The Gift of Empathy

The Gift of Empathy

Have you ever noticed that your dyslexic child seems to be more emotionally aware than his peers? Or does he/she react strongly to movies? I came across an interesting article on dyslexicadvatage.org about the topic of dyslexic children being more emotionally reactive and/or emotionally aware. During this time in life, what a perfect gift to have, an increased ability to empathize with others without even needing to be close to them. I think as our world begins to navigate its new reality, the ability to empathize with others will be a critical skill. There will always be others that have different viewpoints than yours. It’s our differences that make our world unique after all.  However, it can be hard for some to accept and put aside differences to work together. 

I’ve said it before, and I’ll keep saying it, there has never been a better time in history to be dyslexic.  Our children have an area of specific struggle, paired with some pretty incredible gifts, empathy being one of them.  The technology of today has made it easier and easier to have assistive technology in the classroom and workplace.  In fact, most of the assistive technology is used among the general population because it just makes things easier, like spell check, speech to text, audiobooks, etc.  Slowly, I think the stigma around dyslexia and their poor reading abilities is being lifted.  People are starting to realize dyslexia does not equal a lack of intelligence.  Undoubtedly, there is still a lot of work and advocating needed for school-age dyslexics to get the assistance they need easily. But that’s a topic for another day. 

Imagining a world where we knew how to empathize with one another and could stop living in this divisive “me versus them” mentality would be so refreshing. I think our children could grow up to make that happen. If we empower their natural abilities to connect with others, see different viewpoints, and think outside the box for solutions, it’s almost a no brainer that a more connected world would exist. This time of COVID-19 restrictions has shown us what we need the most and miss the most, is our connection with others. From the research that is being done on the dyslexic brain, we are understanding their strong reliance on the right hemisphere allows them to pick up body language, understand language subtleties, voice inflection, and feel energetic connections between people.
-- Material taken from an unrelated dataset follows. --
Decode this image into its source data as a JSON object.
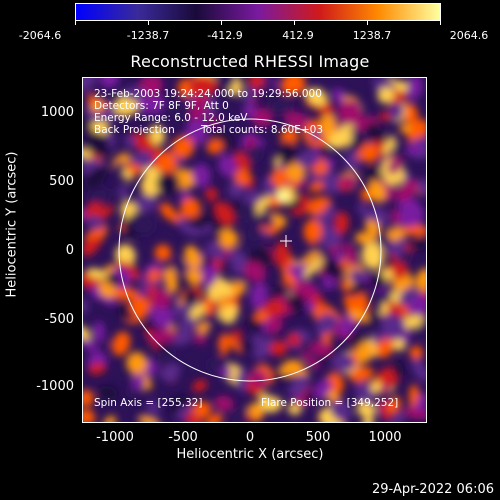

While in some ways, a dyslexic person can struggle to express their own feelings, they often have a good grasp on the emotions of others.  Here’s an example from our son recently. Our neighbors invited our children over to play in their backyard.  The mother said she’d text me when they were ready for us to come over. Our son was out front as saw her taking the garbage out and asked if they were ready for us to come over.  She said sure.  When he came in to tell me we could go over, I was a little skeptical as to whether they were really ready or felt like she had to say yes because he bombarded her.  Our son relayed that she gave a “real yes, and not a maybe yes, where it’s like uhhh….. Sure.” I thought for a 7-year-old to be able to confidently describe when someone is really saying yes or feeling like they had to say yes, was pretty incredible. 

Understanding language subtleties and knowing how to read people is a skill that will only become more valuable in our digital world. As more and more virtual meetings take place, being able to connect with others, and truly understand them, will increase a person’s influence.  As we know, people just want to be heard and understood.  The more a person can provide that to others, the more endeared they are. It seems to me, that an empowered dyslexic person is often very well-liked by a wide group of people. The teenagers I’ve met often have a very diverse group of friends.  I think this goes with their ability to understand different viewpoints and empathize with others. They are natural connectors.

As a parent, we can encourage and emphasize the personal soft skills that could make our children stand out from others. Fun fact: soft skills are often reported as the decision-maker between why one person is hired over another. The person that is more well-liked personally, as well as qualified, is often chosen in job interviews. Of course, we all would choose to be in a work environment with people we like. We can empower our children to embrace their personality and show them how valuable soft skills, like reading body language, can be for their future. The more our children can understand their gifts of being dyslexic, it’ll make the challenges they go through with reading/spelling/writing worth it.  When they grasp that they have valuable skills that come naturally to them, that are not things everyone else does, it’ll give them confidence. I believe our children can use all the confidence they can get.